Prof. María del Carmen
University of Granada, Spain
María del Carmen Segovia García received her B.Sc., M.Sc. and Ph.D. degrees from the University of Granada, Spain. She is an Associate Professor with the Department of Statistics and Operations Research, University of Granada, Granada, Spain since 2018. Previously, she has worked as a Knowledge Exchange Associate with the Power Networks Demonstration Centre (PNDC), at the University of Strathclyde in Glasgow, U.K. She was also a Post-Doctoral Research Fellow with the Nuclear Metrology Department at the Free University of Brussels (ULB) in Belgium. Her current research interests include modelling system deterioration, estimation of current deterioration state and impact of maintenance actions, and data analysis. Her main area of expertise lies within the Markov models.
Speech Title: "Modelling Dynamic Systems Through Continuous-time Hidden Markov Models"
Abstract: Hidden Markov Models (HMM) appear in a large number of real-world estimation problems where we have a process with unobservable states that produce observable outputs. In general a coupled process is considered (X,Y) where X is the unobserved (hidden) process and Y is the observed one. The law of the process is estimated based on the observations. The coupled process can be given in discrete or continuous time. Here a continuous time-hidden Markov (CTHMM) model is studied.
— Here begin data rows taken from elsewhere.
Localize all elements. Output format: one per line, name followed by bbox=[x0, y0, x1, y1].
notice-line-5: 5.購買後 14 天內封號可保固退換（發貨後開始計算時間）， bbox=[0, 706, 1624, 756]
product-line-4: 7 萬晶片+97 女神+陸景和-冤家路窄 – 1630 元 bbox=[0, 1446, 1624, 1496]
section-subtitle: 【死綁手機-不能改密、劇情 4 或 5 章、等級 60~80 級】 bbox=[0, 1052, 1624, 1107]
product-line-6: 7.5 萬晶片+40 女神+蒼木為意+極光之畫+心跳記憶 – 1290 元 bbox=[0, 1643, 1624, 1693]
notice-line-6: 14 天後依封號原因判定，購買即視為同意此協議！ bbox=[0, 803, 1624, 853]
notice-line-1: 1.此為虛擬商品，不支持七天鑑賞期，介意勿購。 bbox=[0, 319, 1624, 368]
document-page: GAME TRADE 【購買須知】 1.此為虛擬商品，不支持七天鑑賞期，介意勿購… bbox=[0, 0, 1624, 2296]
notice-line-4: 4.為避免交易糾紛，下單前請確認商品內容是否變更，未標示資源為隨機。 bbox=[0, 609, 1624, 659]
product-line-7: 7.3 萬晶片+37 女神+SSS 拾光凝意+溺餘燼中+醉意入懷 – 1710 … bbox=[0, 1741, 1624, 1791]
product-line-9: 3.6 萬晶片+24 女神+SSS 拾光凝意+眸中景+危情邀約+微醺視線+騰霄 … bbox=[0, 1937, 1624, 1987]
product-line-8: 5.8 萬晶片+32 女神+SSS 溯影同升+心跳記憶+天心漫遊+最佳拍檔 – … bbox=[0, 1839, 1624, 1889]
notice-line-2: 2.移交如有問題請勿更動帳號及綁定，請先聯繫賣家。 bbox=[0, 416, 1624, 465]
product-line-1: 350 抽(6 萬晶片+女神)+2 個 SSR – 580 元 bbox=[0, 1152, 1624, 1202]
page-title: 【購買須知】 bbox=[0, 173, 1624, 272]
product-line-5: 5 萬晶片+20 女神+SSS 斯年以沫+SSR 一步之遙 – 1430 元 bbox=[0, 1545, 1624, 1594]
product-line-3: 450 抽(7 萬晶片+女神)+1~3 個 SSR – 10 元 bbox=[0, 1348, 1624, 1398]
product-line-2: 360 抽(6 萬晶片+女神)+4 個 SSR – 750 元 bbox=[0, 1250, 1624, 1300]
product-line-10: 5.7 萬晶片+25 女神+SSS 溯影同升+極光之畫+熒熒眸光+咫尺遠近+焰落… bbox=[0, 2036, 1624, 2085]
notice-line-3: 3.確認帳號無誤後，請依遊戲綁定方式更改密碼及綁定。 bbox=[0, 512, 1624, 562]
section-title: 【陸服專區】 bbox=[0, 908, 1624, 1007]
In this case we have the coupled process (Xt, Yt), where Xt is defined by its generating matrix and Y by its probability law. This probability law depends on the hidden state and is called the emission function. For this process the generator is constructed and the theoretical properties are studied using a formulation based on semi-Markov processes. The estimation problem is approached by discretization, i.e. considering that no continuous observations of the true state of the process are available but rather that these observations are registered at specific instants of time, in particular at regular intervals. Under this scenario Maximum-likelihood estimators for the characteristics of this process are obtained and some asymptotic properties are proven.